So…You Want to Build a Data Center

Additional content provided by Tucker Beale, Sr. Analyst, Research.

As the capital expenditure (capex) race for compute continues, we thought that it would be worthwhile to briefly outline the current state of play facing the well-publicized data center buildout. To understand why so much capex is needed to support artificial intelligence (AI), we must first understand how data centers are built and operated.

Let’s start with the basics. What are data centers and why has the AI race sparked such demand for them? A data center is essentially a warehouse-sized computer. Just like your home computer, data centers need chips to carry out the computations that power our lives. These chips require sophisticated software, data storage, fast connections, reliable power, and no small amount of cooling to operate properly. The difference between our devices and these data centers is the scale and, in the case of the data centers powering AI, chip specialization.

The Almighty Chips (Semiconductors)

Most of the chips locally powering your devices are called central processing units, or CPUs.
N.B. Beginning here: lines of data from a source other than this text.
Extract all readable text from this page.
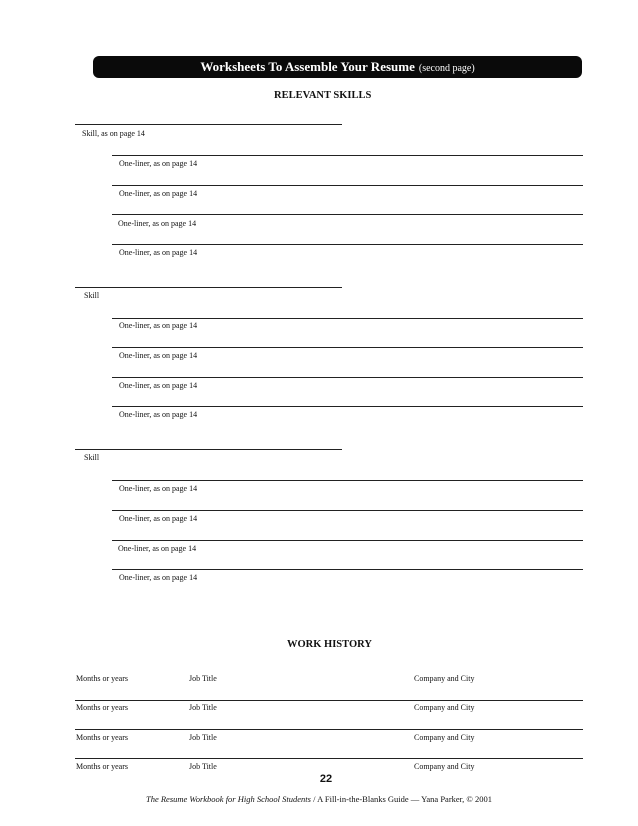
Worksheets To Assemble Your Resume (second page)
RELEVANT SKILLS
Skill, as on page 14
One-liner, as on page 14
One-liner, as on page 14
One-liner, as on page 14
One-liner, as on page 14
Skill
One-liner, as on page 14
One-liner, as on page 14
One-liner, as on page 14
One-liner, as on page 14
Skill
One-liner, as on page 14
One-liner, as on page 14
One-liner, as on page 14
One-liner, as on page 14
WORK HISTORY
Months or years	Job Title	Company and City
Months or years	Job Title	Company and City
Months or years	Job Title	Company and City
Months or years	Job Title	Company and City
22
The Resume Workbook for High School Students / A Fill-in-the-Blanks Guide — Yana Parker, © 2001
CPUs handle a wide range of computations and can be thought of as generalists powering most of the work that our computers do. While CPUs are great for carrying out a wide range of computations, occasionally the need arises for your computer to do a lot of very simple and very similar computations as quickly as possible. The traditional use case for these types of computations was graphics visualization for programs such as video games. The equation to change a pixel on a screen from one color to another may be very simple, but there are a lot of pixels that need to be updated and at a high frequency. This is where graphics processing units or GPUs come in.

Think of CPUs as painting a picture with a paintbrush, whereas GPUs create the same image using 1,000 paintball guns all firing at the same time. As luck would have it, parallel processing of simple computations at lightning speed was the unlock needed to power AI. Tensor processing units, or TPUs, are custom application-specific integrated circuits (ASICs) that are more efficient for some AI applications than GPUs but need to be custom-tailored to a more limited set of use cases. Efficiency gains are incredibly important when delivering compute at scale, but GPUs remain the primary driver of AI.
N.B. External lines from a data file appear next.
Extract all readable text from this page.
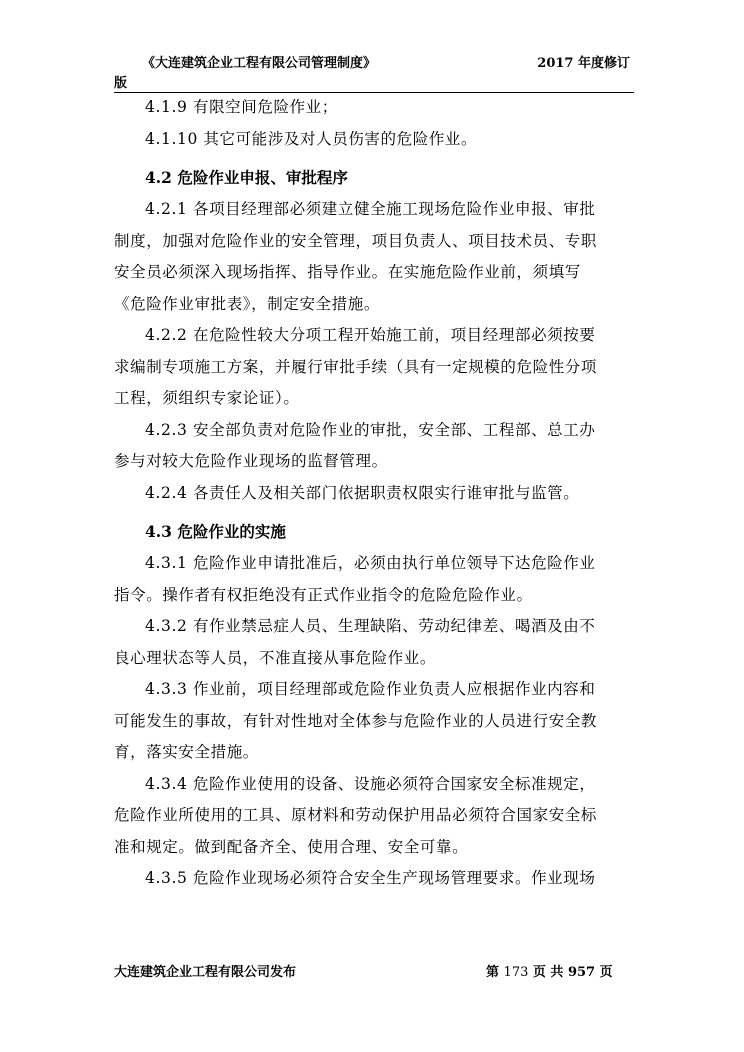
《大连建筑企业工程有限公司管理制度》	2017 年度修订
版

4.1.9 有限空间危险作业；

4.1.10 其它可能涉及对人员伤害的危险作业。

4.2 危险作业申报、审批程序

4.2.1 各项目经理部必须建立健全施工现场危险作业申报、审批
制度，加强对危险作业的安全管理，项目负责人、项目技术员、专职
安全员必须深入现场指挥、指导作业。在实施危险作业前，须填写
《危险作业审批表》，制定安全措施。
4.2.2 在危险性较大分项工程开始施工前，项目经理部必须按要
求编制专项施工方案，并履行审批手续（具有一定规模的危险性分项
工程，须组织专家论证）。
4.2.3 安全部负责对危险作业的审批，安全部、工程部、总工办
参与对较大危险作业现场的监督管理。
4.2.4 各责任人及相关部门依据职责权限实行谁审批与监管。

4.3 危险作业的实施

4.3.1 危险作业申请批准后，必须由执行单位领导下达危险作业
指令。操作者有权拒绝没有正式作业指令的危险危险作业。
4.3.2 有作业禁忌症人员、生理缺陷、劳动纪律差、喝酒及由不
良心理状态等人员，不准直接从事危险作业。
4.3.3 作业前，项目经理部或危险作业负责人应根据作业内容和
可能发生的事故，有针对性地对全体参与危险作业的人员进行安全教
育，落实安全措施。
4.3.4 危险作业使用的设备、设施必须符合国家安全标准规定，
危险作业所使用的工具、原材料和劳动保护用品必须符合国家安全标
准和规定。做到配备齐全、使用合理、安全可靠。
4.3.5 危险作业现场必须符合安全生产现场管理要求。作业现场
大连建筑企业工程有限公司发布	第 173 页 共 957 页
This is in part due to the proliferation of Nvidia’s CUDA parallel computing platform and software used in the development of AI models. The tight integration of the software development layer (CUDA) and hardware (GPUs) has created an AI platform with obvious switching costs as well as network economies: as the community of AI developers all “speaking the same language” grows larger, more data center customers prefer the platform with the largest, most productive developer ecosystem. Tradeoffs between efficiency and flexibility have led data center operators to consider a mix of general-purpose GPUs and task-specific TPUs in the compute stack. When building data centers, deciding which chips to fill them with matters as continuous semiconductor innovation can drive obsolescence over shorter-than-expected timelines.